Die Wirtschaft wäre am Ende des Jahrzehnts mit 40,5 Billionen Dollar um fast 1 Billionen Dollar größer und die Schuldenquote wäre mit 114,8 % um 3,4 Prozentpunkte niedriger, ebenfalls im Vergleich zu den ursprünglichen Basisprojektionen.

ANLEIHENMARKT NICHT VERÄNGSTIGT

Ökonomen weisen darauf hin, wie wichtig das Verhältnis zwischen den Zinskosten für den Schuldendienst und den Wachstumsraten der Wirtschaft - auch bekannt als 'r minus g' - für die Tragfähigkeit der Schulden ist.

Die Basisprognosen des CBO gehen davon aus, dass das jährliche nominale BIP-Wachstum und die Rendite der 10-jährigen Staatsanleihen über den größten Teil des kommenden Jahrzehnts bei rund 4% liegen werden.

Der durchschnittliche Zinssatz, der für die 34 Billionen Dollar ausstehender US-Staatsschulden gezahlt wird, steigt und hat gerade die 3%-Marke überschritten. Dies ist jedoch immer noch historisch niedrig und liegt deutlich unter den jüngsten und aktuellen nominalen BIP-Wachstumsraten von über 5%.
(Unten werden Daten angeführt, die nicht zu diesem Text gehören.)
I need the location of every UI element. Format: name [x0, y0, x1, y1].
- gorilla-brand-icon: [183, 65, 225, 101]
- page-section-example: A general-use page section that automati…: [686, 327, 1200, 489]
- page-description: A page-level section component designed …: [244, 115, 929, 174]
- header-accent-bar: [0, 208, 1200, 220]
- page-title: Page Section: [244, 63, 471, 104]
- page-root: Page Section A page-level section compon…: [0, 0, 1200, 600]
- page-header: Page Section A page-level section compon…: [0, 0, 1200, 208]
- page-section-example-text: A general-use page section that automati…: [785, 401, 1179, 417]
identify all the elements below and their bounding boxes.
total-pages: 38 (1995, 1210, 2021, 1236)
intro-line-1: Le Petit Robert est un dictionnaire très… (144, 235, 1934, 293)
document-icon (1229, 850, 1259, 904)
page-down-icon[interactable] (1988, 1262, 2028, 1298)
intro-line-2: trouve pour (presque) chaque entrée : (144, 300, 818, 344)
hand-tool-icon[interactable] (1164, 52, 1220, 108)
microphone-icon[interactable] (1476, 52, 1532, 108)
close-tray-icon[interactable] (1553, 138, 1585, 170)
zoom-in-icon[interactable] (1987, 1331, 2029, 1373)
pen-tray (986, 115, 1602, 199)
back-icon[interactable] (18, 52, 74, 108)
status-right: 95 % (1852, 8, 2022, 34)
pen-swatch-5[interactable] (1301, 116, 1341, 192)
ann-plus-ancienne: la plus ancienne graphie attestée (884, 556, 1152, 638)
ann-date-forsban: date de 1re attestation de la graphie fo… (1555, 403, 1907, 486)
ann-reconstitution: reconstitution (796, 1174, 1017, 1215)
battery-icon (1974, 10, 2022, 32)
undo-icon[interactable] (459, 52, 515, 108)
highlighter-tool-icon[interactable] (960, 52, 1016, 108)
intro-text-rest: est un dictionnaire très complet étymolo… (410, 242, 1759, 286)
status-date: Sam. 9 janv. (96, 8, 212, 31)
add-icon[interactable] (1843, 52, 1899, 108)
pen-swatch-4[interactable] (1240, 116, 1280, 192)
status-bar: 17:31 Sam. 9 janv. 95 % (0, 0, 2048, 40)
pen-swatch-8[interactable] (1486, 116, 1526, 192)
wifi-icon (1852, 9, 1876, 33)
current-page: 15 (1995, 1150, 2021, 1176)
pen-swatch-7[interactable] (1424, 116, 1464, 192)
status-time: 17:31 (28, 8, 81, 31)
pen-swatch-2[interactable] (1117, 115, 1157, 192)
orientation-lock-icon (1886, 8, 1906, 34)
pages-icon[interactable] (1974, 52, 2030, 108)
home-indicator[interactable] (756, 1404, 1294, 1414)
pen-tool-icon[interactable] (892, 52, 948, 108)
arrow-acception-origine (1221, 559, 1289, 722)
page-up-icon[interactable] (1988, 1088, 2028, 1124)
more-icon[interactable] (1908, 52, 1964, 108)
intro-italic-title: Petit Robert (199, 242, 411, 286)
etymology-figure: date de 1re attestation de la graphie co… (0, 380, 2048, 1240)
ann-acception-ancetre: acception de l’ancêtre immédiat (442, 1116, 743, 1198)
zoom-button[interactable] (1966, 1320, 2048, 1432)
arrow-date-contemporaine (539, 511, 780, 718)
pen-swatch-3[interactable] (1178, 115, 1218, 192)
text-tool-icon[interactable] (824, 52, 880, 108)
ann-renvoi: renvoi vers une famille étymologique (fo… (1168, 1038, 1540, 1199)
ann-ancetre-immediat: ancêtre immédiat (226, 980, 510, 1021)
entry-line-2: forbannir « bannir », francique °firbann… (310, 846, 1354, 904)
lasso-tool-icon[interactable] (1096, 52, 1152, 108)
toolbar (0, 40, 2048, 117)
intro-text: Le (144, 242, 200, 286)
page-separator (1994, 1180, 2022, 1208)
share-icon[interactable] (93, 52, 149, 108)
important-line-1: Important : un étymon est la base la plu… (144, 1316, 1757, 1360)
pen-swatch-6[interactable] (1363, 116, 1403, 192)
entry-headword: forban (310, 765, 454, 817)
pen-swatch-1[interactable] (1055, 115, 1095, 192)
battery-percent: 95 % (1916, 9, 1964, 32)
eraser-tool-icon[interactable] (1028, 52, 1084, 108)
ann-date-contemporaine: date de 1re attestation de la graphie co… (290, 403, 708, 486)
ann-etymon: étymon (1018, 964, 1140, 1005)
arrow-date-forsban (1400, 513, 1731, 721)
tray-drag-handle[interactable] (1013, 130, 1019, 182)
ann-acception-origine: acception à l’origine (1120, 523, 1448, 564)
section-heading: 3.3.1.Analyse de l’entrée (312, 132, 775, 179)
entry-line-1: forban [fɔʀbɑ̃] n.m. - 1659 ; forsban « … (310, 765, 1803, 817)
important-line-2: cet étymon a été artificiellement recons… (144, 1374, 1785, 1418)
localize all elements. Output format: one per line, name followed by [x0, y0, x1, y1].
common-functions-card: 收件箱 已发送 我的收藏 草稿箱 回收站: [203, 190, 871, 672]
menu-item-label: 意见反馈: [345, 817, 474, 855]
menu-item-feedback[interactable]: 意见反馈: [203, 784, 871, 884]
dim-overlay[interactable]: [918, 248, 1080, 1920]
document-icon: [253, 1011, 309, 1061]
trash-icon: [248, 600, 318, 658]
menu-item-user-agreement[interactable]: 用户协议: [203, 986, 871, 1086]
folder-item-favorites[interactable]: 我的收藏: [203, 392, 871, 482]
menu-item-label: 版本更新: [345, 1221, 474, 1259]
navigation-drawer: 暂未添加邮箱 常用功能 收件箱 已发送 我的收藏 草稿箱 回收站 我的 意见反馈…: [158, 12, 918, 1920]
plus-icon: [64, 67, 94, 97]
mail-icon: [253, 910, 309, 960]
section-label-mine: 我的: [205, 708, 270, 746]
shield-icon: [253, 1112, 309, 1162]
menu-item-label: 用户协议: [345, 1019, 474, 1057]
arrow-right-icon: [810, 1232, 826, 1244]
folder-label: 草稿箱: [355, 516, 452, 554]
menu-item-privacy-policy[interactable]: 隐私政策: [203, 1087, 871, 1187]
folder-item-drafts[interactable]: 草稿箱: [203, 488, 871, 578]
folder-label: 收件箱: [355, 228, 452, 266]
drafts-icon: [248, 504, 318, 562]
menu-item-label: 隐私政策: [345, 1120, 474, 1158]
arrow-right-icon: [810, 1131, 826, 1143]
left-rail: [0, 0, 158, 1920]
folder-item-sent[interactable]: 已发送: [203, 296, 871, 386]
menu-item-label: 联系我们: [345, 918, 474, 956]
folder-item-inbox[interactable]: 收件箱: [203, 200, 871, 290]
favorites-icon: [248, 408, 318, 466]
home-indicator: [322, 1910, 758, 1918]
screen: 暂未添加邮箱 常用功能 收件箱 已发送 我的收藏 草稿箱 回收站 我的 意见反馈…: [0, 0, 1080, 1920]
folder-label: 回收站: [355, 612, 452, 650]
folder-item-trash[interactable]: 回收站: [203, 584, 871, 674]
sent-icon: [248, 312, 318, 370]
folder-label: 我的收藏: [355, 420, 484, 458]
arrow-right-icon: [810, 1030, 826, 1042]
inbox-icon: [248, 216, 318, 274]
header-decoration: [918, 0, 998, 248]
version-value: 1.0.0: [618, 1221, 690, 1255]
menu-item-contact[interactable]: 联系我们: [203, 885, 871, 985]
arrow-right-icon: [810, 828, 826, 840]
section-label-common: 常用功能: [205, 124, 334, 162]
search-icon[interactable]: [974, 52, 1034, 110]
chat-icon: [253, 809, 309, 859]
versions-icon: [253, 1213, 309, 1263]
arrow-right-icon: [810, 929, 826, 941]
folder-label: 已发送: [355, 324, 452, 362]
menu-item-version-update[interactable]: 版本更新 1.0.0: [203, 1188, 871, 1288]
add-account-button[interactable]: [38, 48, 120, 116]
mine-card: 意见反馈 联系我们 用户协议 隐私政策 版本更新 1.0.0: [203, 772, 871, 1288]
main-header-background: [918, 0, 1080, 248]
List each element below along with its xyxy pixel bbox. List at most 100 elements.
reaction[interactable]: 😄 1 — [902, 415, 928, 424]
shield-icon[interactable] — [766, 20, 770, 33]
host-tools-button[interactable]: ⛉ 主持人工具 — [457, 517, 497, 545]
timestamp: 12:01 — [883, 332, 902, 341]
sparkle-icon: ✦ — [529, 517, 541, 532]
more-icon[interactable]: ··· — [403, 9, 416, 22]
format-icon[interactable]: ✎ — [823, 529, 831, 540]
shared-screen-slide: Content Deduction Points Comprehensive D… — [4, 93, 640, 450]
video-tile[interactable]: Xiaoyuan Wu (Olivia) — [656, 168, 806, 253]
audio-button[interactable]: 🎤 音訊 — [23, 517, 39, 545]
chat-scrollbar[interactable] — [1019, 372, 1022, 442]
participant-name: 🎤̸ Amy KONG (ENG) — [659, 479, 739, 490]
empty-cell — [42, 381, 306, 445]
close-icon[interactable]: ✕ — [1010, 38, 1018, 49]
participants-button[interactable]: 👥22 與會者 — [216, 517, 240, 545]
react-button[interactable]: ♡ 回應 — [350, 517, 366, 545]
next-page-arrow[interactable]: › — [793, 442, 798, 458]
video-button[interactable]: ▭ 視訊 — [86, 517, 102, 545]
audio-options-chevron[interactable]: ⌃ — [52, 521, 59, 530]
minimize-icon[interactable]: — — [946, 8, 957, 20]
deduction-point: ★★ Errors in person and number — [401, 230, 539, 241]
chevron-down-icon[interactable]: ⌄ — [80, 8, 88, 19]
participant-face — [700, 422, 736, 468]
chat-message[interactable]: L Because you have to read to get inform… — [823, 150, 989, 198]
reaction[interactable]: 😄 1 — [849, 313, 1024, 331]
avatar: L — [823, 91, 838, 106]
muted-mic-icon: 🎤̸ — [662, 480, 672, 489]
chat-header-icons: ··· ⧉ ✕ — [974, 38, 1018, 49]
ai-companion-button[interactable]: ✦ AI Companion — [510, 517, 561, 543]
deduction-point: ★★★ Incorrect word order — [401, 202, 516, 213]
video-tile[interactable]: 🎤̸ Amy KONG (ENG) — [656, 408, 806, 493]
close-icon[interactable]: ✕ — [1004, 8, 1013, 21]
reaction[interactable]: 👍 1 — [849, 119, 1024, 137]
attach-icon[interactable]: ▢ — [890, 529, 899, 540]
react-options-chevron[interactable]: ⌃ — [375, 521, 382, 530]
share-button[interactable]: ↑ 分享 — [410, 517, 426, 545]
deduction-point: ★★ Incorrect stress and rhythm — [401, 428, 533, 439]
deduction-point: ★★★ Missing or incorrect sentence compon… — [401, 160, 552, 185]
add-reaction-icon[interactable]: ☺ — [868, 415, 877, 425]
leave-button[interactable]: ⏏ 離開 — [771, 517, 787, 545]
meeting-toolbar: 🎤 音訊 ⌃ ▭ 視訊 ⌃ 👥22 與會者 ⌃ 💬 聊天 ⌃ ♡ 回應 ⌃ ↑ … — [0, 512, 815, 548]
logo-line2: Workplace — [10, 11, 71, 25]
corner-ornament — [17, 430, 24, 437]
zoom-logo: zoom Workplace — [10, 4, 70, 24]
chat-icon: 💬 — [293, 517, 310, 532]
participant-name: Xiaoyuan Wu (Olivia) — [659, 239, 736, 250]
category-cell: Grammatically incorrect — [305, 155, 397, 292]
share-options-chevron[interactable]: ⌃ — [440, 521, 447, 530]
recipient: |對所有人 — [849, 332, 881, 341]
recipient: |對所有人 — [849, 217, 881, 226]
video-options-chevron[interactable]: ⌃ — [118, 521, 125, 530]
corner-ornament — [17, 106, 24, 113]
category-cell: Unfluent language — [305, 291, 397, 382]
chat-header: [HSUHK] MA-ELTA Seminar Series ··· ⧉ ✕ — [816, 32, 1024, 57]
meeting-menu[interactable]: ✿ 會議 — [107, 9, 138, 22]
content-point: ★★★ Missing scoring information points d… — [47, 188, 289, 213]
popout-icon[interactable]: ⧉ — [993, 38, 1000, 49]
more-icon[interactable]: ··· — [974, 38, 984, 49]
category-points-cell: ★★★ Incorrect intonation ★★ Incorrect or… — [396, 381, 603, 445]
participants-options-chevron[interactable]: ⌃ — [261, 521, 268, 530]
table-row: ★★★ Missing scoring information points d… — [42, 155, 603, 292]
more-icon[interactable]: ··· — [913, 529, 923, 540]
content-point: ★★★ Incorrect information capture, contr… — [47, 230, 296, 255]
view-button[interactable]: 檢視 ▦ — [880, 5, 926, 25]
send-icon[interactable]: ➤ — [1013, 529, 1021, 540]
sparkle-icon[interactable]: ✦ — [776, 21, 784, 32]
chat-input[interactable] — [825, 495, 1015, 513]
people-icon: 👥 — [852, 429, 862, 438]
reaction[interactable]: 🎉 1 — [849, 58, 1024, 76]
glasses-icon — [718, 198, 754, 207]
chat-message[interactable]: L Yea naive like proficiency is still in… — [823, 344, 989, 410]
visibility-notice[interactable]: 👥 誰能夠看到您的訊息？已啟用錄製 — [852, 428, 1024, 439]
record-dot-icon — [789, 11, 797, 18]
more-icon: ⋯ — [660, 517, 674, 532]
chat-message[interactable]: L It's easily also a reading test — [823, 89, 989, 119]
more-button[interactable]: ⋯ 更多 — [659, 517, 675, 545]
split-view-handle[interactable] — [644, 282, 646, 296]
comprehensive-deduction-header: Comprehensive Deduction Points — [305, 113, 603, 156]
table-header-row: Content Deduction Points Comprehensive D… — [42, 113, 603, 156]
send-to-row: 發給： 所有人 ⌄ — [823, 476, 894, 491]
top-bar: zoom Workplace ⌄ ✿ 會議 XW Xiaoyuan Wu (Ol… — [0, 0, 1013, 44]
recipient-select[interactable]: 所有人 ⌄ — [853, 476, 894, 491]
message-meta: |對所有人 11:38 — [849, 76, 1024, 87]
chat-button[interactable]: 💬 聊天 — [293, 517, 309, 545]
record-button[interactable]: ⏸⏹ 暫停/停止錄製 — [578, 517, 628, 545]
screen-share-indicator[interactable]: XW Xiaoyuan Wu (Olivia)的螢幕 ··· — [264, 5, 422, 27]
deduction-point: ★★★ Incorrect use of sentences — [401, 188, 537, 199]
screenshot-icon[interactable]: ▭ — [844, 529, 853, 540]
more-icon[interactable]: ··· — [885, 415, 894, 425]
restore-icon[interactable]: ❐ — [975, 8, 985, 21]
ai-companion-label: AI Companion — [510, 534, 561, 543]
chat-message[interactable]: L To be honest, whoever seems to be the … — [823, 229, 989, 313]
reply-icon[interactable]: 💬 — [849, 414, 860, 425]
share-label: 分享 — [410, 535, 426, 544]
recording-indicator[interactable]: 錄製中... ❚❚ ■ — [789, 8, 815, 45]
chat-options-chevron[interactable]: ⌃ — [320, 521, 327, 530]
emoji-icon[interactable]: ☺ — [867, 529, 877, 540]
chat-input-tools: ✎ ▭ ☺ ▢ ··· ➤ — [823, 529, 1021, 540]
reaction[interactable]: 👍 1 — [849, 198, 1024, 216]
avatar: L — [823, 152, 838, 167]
Trotz einer steigenden Laufzeitprämie, einer enormen Emission von Schuldtiteln und der Erwartung, dass die Fed den R-Stern, ihre Schätzung des langfristigen neutralen Zinssatzes, bald anheben könnte, sind die Renditen von US-Anleihen niedriger als im Oktober.

Seit die Fed vor zwei Jahren erstmals die Zinsen angehoben hat, war die Volatilität am Markt für Staatsanleihen selten niedriger - zum Teil, weil sich die Inflation abgekühlt hat und nun in der Nähe des Zielwerts liegt, zum Teil aber wahrscheinlich auch aufgrund einer "längerfristig stärkeren" Wirtschaft.

Ein stärkeres langfristiges Wachstum könnte notwendig sein, um das Defizit und die Verschuldung einzudämmen, wenn es nicht zu großen Steuererhöhungen oder größeren Änderungen bei Pflichtausgabenprogrammen wie der Sozialversicherung kommt.

"Damit bleibt die Rate des Wirtschaftswachstums im Verhältnis zu den Zinssätzen der entscheidende Faktor, der die Entwicklung der Schuldenquote in den nächsten Jahrzehnten bestimmt", schrieben Forscher der San Francisco Fed im Februar.

"Neue technologische Fortschritte wie die künstliche Intelligenz könnten das langfristige Wirtschaftswachstum durch die Produktivität ankurbeln", fügten sie hinzu.

DIE 'RICHTIGE' ART VON WACHSTUM

Grundsätzlich beruht die Tragfähigkeit der Verschuldung darauf, dass die nominale Wachstumsrate des BIP den nominalen Zinssatz für die Bedienung der Staatsschulden übersteigt, oder dass die reale Wachstumsrate des BIP die realen Kreditkosten übersteigt.

Der primäre Haushaltssaldo, der die Zinszahlungen ausschließt, ist ebenfalls ein wichtiger Maßstab.

Das CBO hat vor kurzem seine neuesten langfristigen Projektionen veröffentlicht und es ist nicht schwer zu erkennen, warum einige der Zahlen Anlass zur Sorge geben - anhaltend hohe Defizite, Zinszahlungen in Rekordhöhe im Verhältnis zum BIP und ein stetiger Anstieg der Schuldenquote sind absehbar.

Der milliardenschwere Hedgefondsmanager Geoffrey Gundlach warnte kürzlich, dass Zinssätze von 6 % in den nächsten fünf Jahren bedeuten würden, dass "50 % der Steuereinnahmen für Zinsausgaben aufgewendet werden müssten ... was durchaus möglich ist."

Die Leitzinsen der Fed haben keinen direkten Einfluss auf die langfristigen Treasury-Renditen, aber die Zinszahlungen scheinen nur in eine Richtung zu gehen. Kann das Wachstum dazu beitragen, dies auszugleichen, und, was noch wichtiger ist, wird es die richtige Art von Wachstum sein, das durch Produktivitätssteigerungen oder höhere Zuwanderung angeheizt wird?

"Wenn sich das nominale BIP beschleunigt, weil das reale Wachstum wächst, ist das eine wirklich gute Situation, aber wenn die Inflation steigt, schießt man sich selbst in den Fuß", sagte Joe Kalish, Chief Global Macro Strategist bei Ned Davis Research.

(Die hier geäußerten Meinungen sind die des Autors, eines Kolumnisten für Reuters).